Hole in the Eardrum |
As with a myringotomy, a piece of tissue from
large enough to cover most
of the hole (a graft), is usually taken from
behind the ear and grafted onto the back of the eardrum.
One technique utilizes a foam gel that
is inserted into the middle ear cavity to act as a
platform for the graft and to keep the ear drum
as still as possible. The graft is inserted into the inside of the
eardrum where the edges of the hole are folded
back onto the perforation to close the hole.

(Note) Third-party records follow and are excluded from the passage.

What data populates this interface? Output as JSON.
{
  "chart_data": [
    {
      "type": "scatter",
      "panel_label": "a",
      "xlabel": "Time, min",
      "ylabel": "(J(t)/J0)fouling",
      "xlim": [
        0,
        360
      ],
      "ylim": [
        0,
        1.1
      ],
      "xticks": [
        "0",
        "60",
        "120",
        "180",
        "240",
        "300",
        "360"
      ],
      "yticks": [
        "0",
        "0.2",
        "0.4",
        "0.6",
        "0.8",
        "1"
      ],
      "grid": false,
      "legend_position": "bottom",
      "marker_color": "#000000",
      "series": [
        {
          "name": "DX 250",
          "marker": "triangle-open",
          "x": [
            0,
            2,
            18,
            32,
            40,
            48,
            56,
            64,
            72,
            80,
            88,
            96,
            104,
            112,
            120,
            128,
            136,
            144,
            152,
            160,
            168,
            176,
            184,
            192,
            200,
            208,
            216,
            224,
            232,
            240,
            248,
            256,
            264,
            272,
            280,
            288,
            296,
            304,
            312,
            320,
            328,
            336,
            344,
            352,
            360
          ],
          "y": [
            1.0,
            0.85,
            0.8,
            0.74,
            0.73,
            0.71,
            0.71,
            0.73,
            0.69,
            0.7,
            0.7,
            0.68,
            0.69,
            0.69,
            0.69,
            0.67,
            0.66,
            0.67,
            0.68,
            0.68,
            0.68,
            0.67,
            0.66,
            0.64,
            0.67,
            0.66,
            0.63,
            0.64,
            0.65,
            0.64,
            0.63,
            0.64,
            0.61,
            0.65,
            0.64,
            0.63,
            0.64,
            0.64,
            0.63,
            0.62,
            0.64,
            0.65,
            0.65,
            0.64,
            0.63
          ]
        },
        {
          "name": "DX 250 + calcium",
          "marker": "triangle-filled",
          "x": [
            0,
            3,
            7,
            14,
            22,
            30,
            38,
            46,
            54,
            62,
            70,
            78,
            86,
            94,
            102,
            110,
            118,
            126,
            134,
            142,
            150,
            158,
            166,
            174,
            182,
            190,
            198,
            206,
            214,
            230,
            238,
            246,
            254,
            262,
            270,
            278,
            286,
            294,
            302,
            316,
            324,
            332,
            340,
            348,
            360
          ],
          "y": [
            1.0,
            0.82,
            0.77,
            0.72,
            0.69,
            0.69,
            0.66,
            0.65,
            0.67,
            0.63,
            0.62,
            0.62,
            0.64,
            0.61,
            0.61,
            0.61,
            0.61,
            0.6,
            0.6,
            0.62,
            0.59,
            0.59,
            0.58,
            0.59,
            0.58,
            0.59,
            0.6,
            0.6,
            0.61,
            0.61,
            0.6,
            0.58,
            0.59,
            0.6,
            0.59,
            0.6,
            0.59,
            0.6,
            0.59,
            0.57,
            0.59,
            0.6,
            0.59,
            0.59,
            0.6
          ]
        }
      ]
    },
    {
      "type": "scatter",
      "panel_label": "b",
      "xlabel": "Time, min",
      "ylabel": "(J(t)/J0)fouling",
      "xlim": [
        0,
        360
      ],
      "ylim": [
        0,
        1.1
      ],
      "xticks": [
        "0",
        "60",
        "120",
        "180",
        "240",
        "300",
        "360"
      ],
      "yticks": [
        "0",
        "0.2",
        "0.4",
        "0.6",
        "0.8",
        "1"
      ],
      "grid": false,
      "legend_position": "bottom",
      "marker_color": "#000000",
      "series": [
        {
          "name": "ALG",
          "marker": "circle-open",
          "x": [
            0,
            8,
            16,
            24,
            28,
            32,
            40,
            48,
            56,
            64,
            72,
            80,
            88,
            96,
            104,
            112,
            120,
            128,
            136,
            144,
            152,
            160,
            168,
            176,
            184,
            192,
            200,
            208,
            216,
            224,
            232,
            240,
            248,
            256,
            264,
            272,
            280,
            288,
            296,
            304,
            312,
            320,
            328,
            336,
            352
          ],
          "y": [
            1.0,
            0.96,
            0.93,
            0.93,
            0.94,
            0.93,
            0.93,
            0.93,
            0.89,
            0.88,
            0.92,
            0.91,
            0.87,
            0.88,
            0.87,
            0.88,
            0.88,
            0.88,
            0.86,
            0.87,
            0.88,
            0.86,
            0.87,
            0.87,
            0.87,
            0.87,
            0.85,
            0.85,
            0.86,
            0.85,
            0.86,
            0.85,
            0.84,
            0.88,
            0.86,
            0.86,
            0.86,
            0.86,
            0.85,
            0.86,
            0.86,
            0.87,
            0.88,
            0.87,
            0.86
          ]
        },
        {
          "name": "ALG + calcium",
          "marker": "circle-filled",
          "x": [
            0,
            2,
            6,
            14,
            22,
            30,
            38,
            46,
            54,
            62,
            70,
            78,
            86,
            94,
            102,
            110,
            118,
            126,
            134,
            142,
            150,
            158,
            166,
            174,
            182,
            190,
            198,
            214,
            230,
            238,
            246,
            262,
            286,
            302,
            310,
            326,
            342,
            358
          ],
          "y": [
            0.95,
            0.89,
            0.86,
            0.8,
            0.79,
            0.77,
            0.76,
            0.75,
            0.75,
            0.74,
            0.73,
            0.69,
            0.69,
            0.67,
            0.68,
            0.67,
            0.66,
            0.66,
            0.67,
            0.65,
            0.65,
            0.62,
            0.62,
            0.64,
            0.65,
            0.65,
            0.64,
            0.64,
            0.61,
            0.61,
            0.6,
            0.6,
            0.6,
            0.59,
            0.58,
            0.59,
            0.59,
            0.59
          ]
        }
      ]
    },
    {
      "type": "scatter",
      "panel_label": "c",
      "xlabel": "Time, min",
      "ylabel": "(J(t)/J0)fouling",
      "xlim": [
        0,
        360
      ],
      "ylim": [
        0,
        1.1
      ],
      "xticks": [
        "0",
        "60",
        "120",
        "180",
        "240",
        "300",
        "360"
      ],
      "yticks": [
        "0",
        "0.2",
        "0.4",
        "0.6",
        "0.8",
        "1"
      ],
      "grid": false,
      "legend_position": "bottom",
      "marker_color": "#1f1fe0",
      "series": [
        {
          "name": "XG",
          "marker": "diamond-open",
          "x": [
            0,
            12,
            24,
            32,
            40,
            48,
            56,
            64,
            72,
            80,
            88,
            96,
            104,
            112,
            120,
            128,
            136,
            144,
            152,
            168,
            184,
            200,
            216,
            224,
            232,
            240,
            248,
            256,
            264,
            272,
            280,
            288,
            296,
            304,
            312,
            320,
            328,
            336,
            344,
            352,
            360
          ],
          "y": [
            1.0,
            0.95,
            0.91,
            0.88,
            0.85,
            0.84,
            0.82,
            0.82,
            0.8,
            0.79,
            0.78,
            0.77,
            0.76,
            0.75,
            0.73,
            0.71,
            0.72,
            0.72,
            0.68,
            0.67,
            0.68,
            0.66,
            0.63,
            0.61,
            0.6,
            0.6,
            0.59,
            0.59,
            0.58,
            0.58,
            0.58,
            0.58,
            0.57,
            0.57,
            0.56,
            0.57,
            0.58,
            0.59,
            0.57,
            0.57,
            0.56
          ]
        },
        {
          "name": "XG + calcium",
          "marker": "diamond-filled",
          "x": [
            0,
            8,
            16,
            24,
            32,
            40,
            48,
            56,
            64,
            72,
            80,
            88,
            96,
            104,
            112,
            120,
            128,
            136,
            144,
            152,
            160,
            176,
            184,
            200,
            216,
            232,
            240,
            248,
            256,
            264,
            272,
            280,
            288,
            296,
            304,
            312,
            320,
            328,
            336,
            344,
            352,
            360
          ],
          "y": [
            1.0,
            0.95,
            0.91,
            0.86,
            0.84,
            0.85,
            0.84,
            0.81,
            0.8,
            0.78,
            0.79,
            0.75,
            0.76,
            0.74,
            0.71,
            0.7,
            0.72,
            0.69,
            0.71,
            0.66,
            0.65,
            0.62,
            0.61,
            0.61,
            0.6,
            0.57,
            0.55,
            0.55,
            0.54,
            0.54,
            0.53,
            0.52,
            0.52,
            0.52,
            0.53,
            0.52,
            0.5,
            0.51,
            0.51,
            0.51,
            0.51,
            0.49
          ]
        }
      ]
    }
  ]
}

The eardrum and graft rest on the foam gel. Surgical glue may be applied to keep the tissue
in place as it heals. After a few weeks the foam
gel is beaks down and is discharged out through
the Eustachian tube. The surgical glue is also
gradually sloughed off as the tissue
heals.
The Healing Process
After a
Tympanoplasty
At the end of
surgery, the ear will be fitted with a hard cover like an ear muff to protect
it while it heals. It can be safely removed in a few days.
There will be sutures behind the ear from the
surgery usually covered by steri-strips or tape which
need to be kept on for about two weeks. Hearing in
the affected ear will be limited as there is packing in the ear
canal. As the skin behind the ear heals, it will
get itchy, so don't scratch :). After a
couple weeks the sutures will be removed. The packing in
the ear
will also be removed either at the two week
follow-up or a few weeks later. The eardrum
should be healed after 4-6 weeks from the surgery.